The 13th USSR Championship was held in Moscow in May and June 1944 by which time tide of the Great Patriotic War had turned against the Nazi invaders. Mikhail Botvinnik won the tournament over a field of seventeen players. It was the first Championship played since 1941. Breaking from the practice of using Botvinnik-Flohr II pieces, which were heavily influenced by Modernist design concepts, the 1944 Championship pieces were much more traditionally Staunton in their design, an evolution of the Barrel Rook set we previously have examined.
Here are several photos of the 1944 event.
The pieces are very similar in structure to those of the Barrel Rook set, except for the angled walls of the Rooks, which are straight in the Barrel Rook set, and the smooth spine of the knight, which bears a toothed mane upon its spine.

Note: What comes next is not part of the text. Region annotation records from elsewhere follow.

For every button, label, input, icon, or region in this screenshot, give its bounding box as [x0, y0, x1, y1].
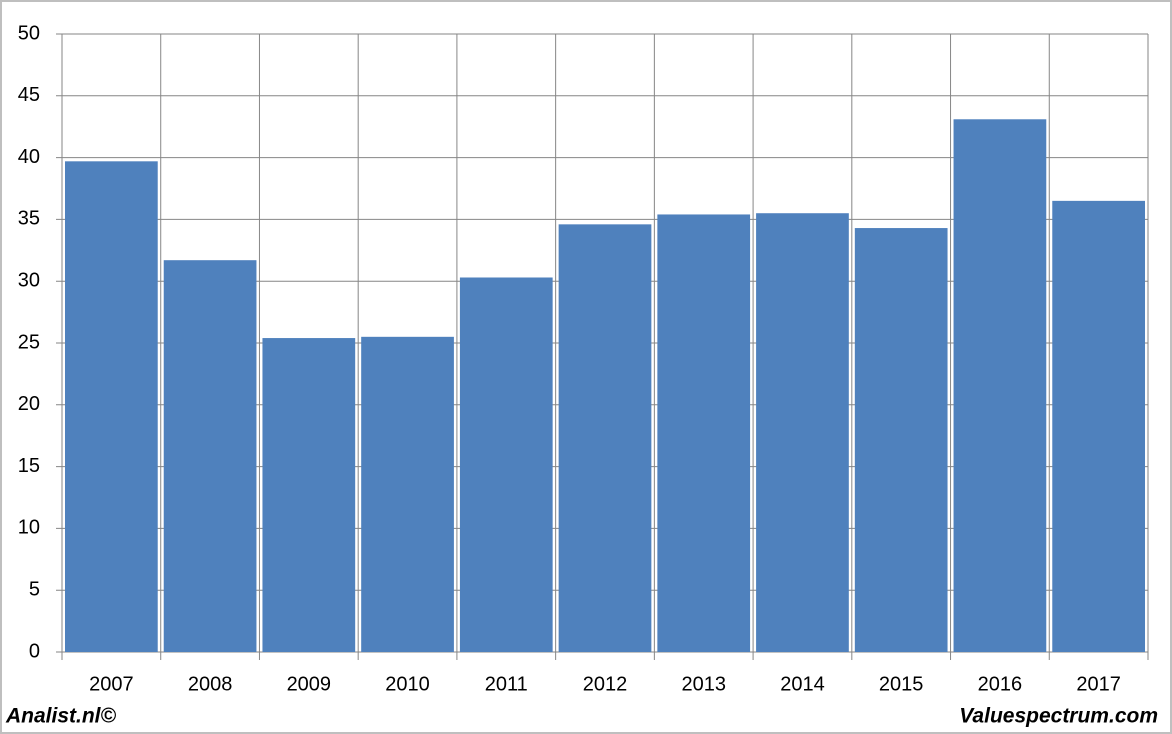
y-tick-label: 30 — [18, 269, 40, 291]
x-tick-label: 2011 — [485, 673, 528, 695]
source-right: Valuespectrum.com — [959, 705, 1158, 728]
bar — [657, 214, 751, 652]
x-tick-label: 2010 — [385, 673, 430, 695]
bar — [953, 119, 1047, 652]
x-tick-label: 2016 — [978, 673, 1023, 695]
y-tick-label: 35 — [18, 208, 40, 230]
bar — [361, 336, 454, 652]
x-tick-label: 2014 — [780, 673, 825, 695]
y-tick-label: 10 — [18, 517, 40, 539]
y-tick-label: 25 — [18, 331, 40, 353]
bar — [854, 228, 948, 652]
bar — [262, 338, 356, 652]
bar — [163, 260, 257, 652]
source-left: Analist.nl© — [5, 705, 117, 728]
bar — [558, 224, 652, 652]
bar — [459, 277, 553, 652]
bar — [1052, 200, 1145, 653]
x-tick-label: 2017 — [1076, 673, 1121, 695]
y-tick-label: 5 — [29, 578, 40, 600]
bar — [756, 213, 849, 652]
y-tick-label: 40 — [18, 146, 40, 168]
x-tick-label: 2008 — [188, 673, 233, 695]
y-tick-label: 0 — [29, 640, 40, 662]
x-tick-label: 2013 — [681, 673, 726, 695]
x-tick-label: 2015 — [879, 673, 924, 695]
x-tick-label: 2007 — [89, 673, 134, 695]
y-tick-label: 50 — [18, 22, 40, 44]
x-tick-label: 2009 — [287, 673, 332, 695]
y-tick-label: 15 — [18, 455, 40, 477]
y-tick-label: 45 — [18, 84, 40, 106]
y-tick-label: 20 — [18, 393, 40, 415]
bar — [65, 161, 158, 653]
x-tick-label: 2012 — [583, 673, 628, 695]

In addition, there is a faintly discernible shadow pattern on the side of the 1944 knight, which I believe to be the product of mane carvings on the side of the horse’s neck.

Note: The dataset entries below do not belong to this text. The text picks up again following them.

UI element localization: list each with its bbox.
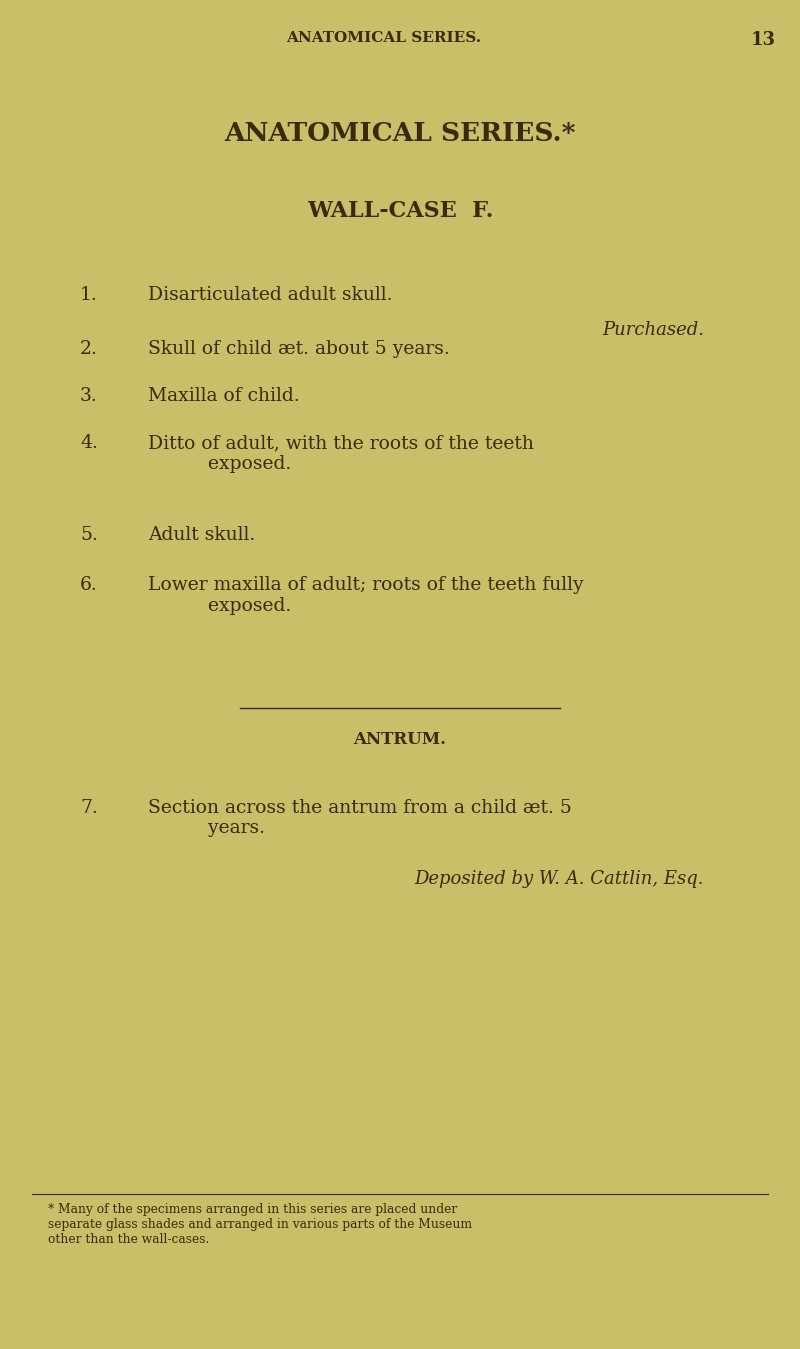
Text: WALL-CASE  F.: WALL-CASE F.	[307, 200, 493, 221]
Text: * Many of the specimens arranged in this series are placed under
separate glass : * Many of the specimens arranged in this…	[48, 1203, 472, 1246]
Text: 3.: 3.	[80, 387, 98, 405]
Text: 2.: 2.	[80, 340, 98, 357]
Text: Section across the antrum from a child æt. 5
          years.: Section across the antrum from a child æ…	[148, 799, 572, 838]
Text: ANATOMICAL SERIES.*: ANATOMICAL SERIES.*	[224, 121, 576, 147]
Text: Lower maxilla of adult; roots of the teeth fully
          exposed.: Lower maxilla of adult; roots of the tee…	[148, 576, 584, 615]
Text: 13: 13	[751, 31, 776, 49]
Text: Adult skull.: Adult skull.	[148, 526, 255, 544]
Text: 1.: 1.	[80, 286, 98, 304]
Text: 7.: 7.	[80, 799, 98, 816]
Text: 5.: 5.	[80, 526, 98, 544]
Text: Disarticulated adult skull.: Disarticulated adult skull.	[148, 286, 393, 304]
Text: Purchased.: Purchased.	[602, 321, 704, 339]
Text: ANATOMICAL SERIES.: ANATOMICAL SERIES.	[286, 31, 482, 45]
Text: ANTRUM.: ANTRUM.	[354, 731, 446, 749]
Text: Skull of child æt. about 5 years.: Skull of child æt. about 5 years.	[148, 340, 450, 357]
Text: Maxilla of child.: Maxilla of child.	[148, 387, 300, 405]
Text: 4.: 4.	[80, 434, 98, 452]
Text: Deposited by W. A. Cattlin, Esq.: Deposited by W. A. Cattlin, Esq.	[414, 870, 704, 888]
Text: 6.: 6.	[80, 576, 98, 594]
Text: Ditto of adult, with the roots of the teeth
          exposed.: Ditto of adult, with the roots of the te…	[148, 434, 534, 473]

The following pieces are like those in the photographs from the 1944 Championship.
The pieces reject the concave and dendriformic stems so typical of sets of the late 1920s and the 1930s, and instead employ the long, narrow stems resembling neoclassical columns and in proportions like those found in Staunton pieces. As with Staunton pieces, the joint between the stems and the pedestals of the royals, clerics, and pawns are perpendicular; and the crowns and miters of the royals and clerics are connected by cylinders bordered top and bottom with distinct rings, which together with the pedestals comprise the “three collars” common to Staunton sets.
The design abstracts away the step-up base of Staunton sets, replacing the step with a carved ring which defines the boundary between base and stem, but, as in Soviet designs of the earlier two decades, maintains the curved flow from base to stem. The set also retains the Soviet CV structure of the knight’s torso, and the use of finials rather than crosses atop the kings, a practice that hearkens back to ancient Rus.

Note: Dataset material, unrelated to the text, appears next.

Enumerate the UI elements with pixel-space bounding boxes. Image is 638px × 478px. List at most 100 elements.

Although the bishop miters lack the typical Staunton cut, like Staunton pieces, the rook turrets bear clearly carved merlons and the queen’s coronet contains crenel cuts. The royals follow the Eastern European practice of opposite-colored finials.
The pieces came housed in a customary veneered Soviet board/box that is of better than average quality and larger than average 50 mm squares. Still, the pieces, with 100 mm kings, are more appropriate for at board with at least 55 mm squares.
The board bears a stamp indicating the manufacturer to be Artel Kultsport, with a Moscow address, and that the item is 1st Sort, or highest quality.
Unlike the Ladzinski and Adamski Kultsport stamps we examined in our review of the Barrel Rook set, this box does not contain a separate stamp indicating the item to be a chess board, or what type of chess board the item is. I interpret this as evidence that the stamp applies to the pieces as well as the board. At the same time, there is extrinsic evidence suggesting that the pieces were made by an entity other than Artel Kultsport.
Moscow collector Alexander Chelnokov believes this line of sets was produced by the Red Combine, located near Zvenigorod, roughly 65 km west of Moscow, whereas Artel Kultsport was located in central Moscow. Chelnokov administers a Facebook group titled Russian Chess Sets (Tsarist, Soviet, and Modern) that features his magnificent collection of Tsarist and Soviet sets, and which I heartily commend to your viewing. It is ironic that this rare instance of a relative abundance of information about the production of a set provides us conflicting data, but such is the enigma of Soviet chess sets.
The set used in the 1944 Soviet Championship continued to steer chess set design away from the Modernist elements of earlier Soviet sets and towards the incorporation of more traditionally Staunton elements. The source of production for the set remains a mystery despite an unusually large amount of relevant evidence.